There are number of tests in test/Analysis that work this way.
I think that makes sense when you're testing an analysis (e.g. does AA think these two pointers may alias or not?). Here the test is for an API that analyses and transformations uses, so to me it is more understandable to test it this way (since you're directly testing what you changed).
However, we could be better about encoding IR in a way that they're easily auto-upgraded, since IMO that's one of the drawbacks of writing unittests/.
I think that would work for LoopInfo, with some additional debug printing.
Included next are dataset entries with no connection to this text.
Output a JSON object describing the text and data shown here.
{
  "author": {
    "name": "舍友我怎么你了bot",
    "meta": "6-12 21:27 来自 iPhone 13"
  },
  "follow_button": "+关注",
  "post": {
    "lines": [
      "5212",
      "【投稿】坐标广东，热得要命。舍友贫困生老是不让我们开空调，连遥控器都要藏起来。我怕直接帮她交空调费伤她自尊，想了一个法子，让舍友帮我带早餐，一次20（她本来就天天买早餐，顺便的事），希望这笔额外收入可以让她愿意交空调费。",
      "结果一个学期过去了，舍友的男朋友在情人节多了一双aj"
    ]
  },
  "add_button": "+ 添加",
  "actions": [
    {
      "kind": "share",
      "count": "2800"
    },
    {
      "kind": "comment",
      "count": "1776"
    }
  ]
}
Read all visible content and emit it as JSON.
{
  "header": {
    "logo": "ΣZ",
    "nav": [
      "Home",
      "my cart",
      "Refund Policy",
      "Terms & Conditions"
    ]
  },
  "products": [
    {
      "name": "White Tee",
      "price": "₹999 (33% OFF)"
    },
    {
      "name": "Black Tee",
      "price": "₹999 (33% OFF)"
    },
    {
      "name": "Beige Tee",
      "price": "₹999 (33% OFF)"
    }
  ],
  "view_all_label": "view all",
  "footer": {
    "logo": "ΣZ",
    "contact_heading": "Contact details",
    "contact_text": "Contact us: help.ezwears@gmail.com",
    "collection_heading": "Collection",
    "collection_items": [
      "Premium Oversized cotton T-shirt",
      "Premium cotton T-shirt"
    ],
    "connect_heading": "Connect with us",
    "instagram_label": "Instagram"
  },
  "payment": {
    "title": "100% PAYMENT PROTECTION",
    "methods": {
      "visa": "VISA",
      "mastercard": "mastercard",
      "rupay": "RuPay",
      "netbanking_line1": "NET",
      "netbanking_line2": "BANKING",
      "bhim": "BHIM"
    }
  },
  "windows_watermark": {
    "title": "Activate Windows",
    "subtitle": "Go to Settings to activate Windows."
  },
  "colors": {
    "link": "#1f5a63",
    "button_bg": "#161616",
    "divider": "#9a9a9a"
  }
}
One problem/question I have is whether its a good idea to call getLoopID()/setLoopID() in ::print(), should not print() be primarily used to dump existing information, than testing some APIs in the analysis.
If course print() should not change any information.
At a first glance this looked to me like you just test the result of an anlysis. But indeed if you need to test actual interaction with an API the unittest is the right tool.
Admittedly, I did not think how this should be tested through completely. (I know what I need to test, but as pointed out there are more than 1 way to test this). I sort of followed what @sanjoy suggested. Thanks for raising the concern though.